Rand traders are starting to look to next year’s South African election, betting that it will bring with it whipsaws in the value of the currency.
The rand’s one-year implied volatility — the options market’s estimates of price swings over the life of the contract — has shot up from three-year lows reached last month.
It has risen about 70 basis points to 15.8% since July 13, one of the five highest among emerging markets monitored by Bloomberg — in league with the ruble, lira, and Argentine peso, which are being buffeted by political ructions.
The ruling African National Congress faces its toughest electoral test yet amid tensions over nationwide blackouts, shoddy government services, accusations of rampant corruption and widespread poverty and unemployment.

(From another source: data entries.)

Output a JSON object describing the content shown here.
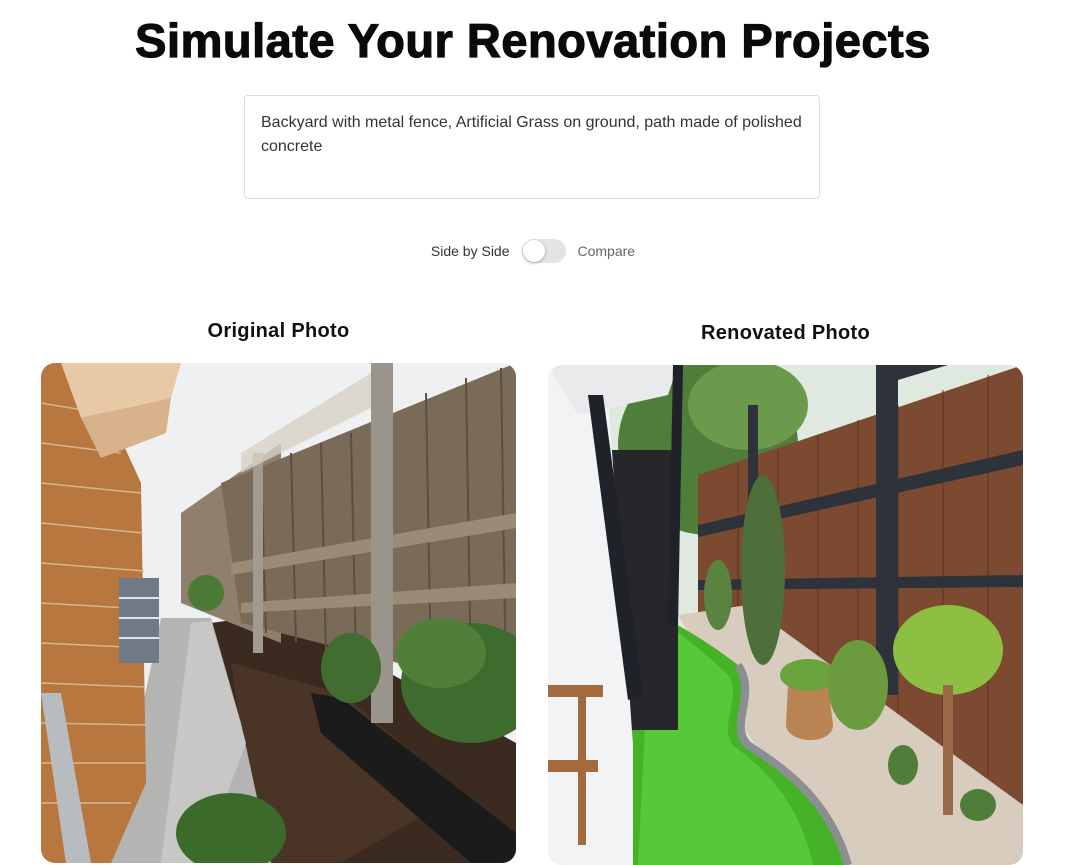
{
  "page": {
    "title": "Simulate Your Renovation Projects"
  },
  "prompt": {
    "value": "Backyard with metal fence, Artificial Grass on ground, path made of polished concrete"
  },
  "view_toggle": {
    "left_label": "Side by Side",
    "right_label": "Compare",
    "state": "side-by-side"
  },
  "original": {
    "label": "Original Photo"
  },
  "renovated": {
    "label": "Renovated Photo"
  }
}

The market is considering various scenarios for the outcome of next year’s vote, including the ANC retaining its majority or possibly losing support to just below 50%, Annabel Bishop, chief economist at Investec, said at a Bloomberg event in Johannesburg on Tuesday.
“What we are concerned about is that we may get coalitions that can’t work together that possibly have policies that are too opposing,” Bishop said. “And, of course, what we all hope, is that we get a stable government.”
While the largest opposition party, the Democratic Alliance, has struggled to capitalize on the discontent, a number of smaller parties have seen an uptick in support as voters seek an alternative.
The ANC has lost majority control over key municipalities, including the economic hub of Johannesburg and the capital, Pretoria.
But coalitions in local government have been marred with chaos and instability, making it almost impossible to govern efficiently.
South Africa is working on a framework that will outline how coalition governments should be constituted and operate to help stabilize fractious municipalities and ensure national and provincial administrations aren’t derailed by infighting should no party win outright control in next year’s elections.
“The politically noisy environment does create some negativity from an investor-sentiment perspective. And, of course, that could worsen,” Bishop said. “So, in the case of a coalition, we would need to see who the ANC goes into it with and hope it’s seen as supportive of business.”